The History of Atonal Music


There emerged a crisis of tonality in the late 19th and 20th centuries in European classical music. Composers such as Ferruccio Busoni described it as the “exhaustion of the major-minor key system” while Schoenberg referred to it as the “inability of one tonal chord to assert dominance over all of the others”. The beginning of atonal music started with the conscious attempt to avoid traditional diatonic harmony. The first period of atonal composition began with the opera “Wozzeck” by Alban Berg in 1917 and “Pierrot Lunaire” by Schoenberg in 1912.


The second period of atonal music began after World War 1, when musicians attempted to systematically compose without tonality, most famously the 12 tones or the 12-tone technique. This period saw works like Schoenberg’s “Piano Concerto”, “Jacob’s Ladder”, and Berg’s opera “Lulu and the Lyric Suite”. Schoenberg was the major influencer of this system while his student, Anton Webern began linking dynamics and tone colour to the primary row, making the row not only of notes but of other aspects of music.


Atonal Music During and After World War 2


During World War 2, atonal music was branded as “Bolshevik” due to its organised chords without any apparent coherence. Atonal music, including other music produced by enemies of the Nazi regime, was banned, until after its collapse after the war.

The 12-tone composition was adopted by avant-garde composers in the 1950s as the foundation of new music. It led to other forms of musical innovation. Noted composers that wrote atonal music included Elliott Carter and Witold Lutoslawski. Chord progressions or successions designed to avoid a tonal centre were created and explored. Serial atonal compositions faded in the 1960s and gave way to aleatoric music, spectral music and electronic music.


Criticism of Atonal Music


While many composers embraced atonal music there were also many who criticised its uniform composition without any harmonic centre. For example, musicologist Robert Fink has stated that all music is perceived as having a tonal centre.

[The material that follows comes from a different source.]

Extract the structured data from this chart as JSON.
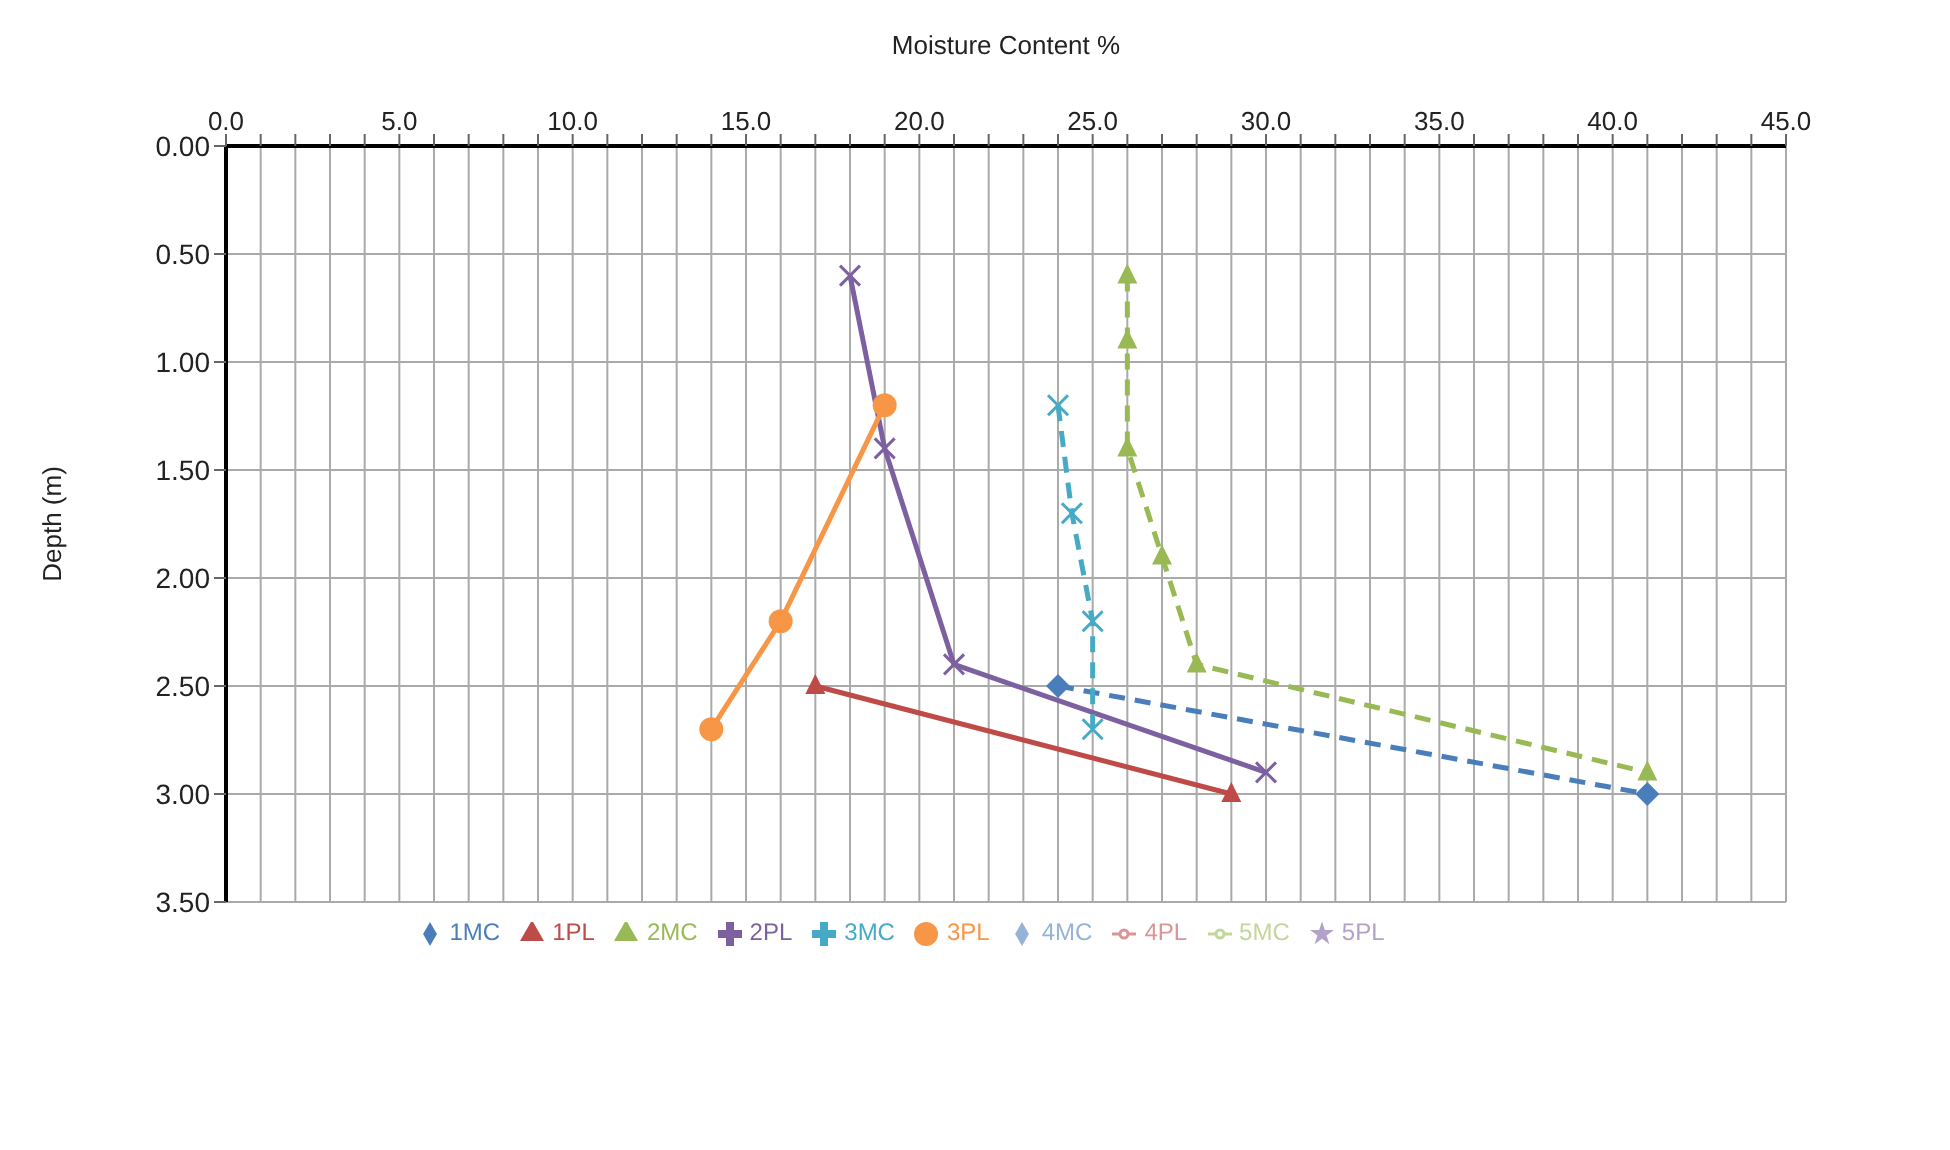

Music philosopher Ernest Ansermet argued that classical musical language has a precondition and that is its musical expression with its clear harmonious structures. He added that a tone system can only lead to a uniform perception of music if it is deduced from just a single interval. Richard Turuskin, an American musicologist observed that the lack of an underlying “deep structure” born out of intuition from the subconscious led to a condition where there is a disconnect between the “content of the utterance” and the “manner of its delivery”, leading to a constant irritation to listeners seeking to find meaning and pleasure in their contact with music.

Paul Hindemith, a German musician and theorist alluded that music to atonal composers is essentially a play with tones, and even though they spend a considerable amount of intelligence and craftsmanship to make it look important, their music can be of no greater value, as a sociological factor, than bowling or skating.

Schoenberg considered a pioneer atonal music composer, predicted in 1948 that the public’s resistance to “dissonance” in music would eventually diminish with repeated exposure. But he was proven wrong as most modern music today is tonal in composition.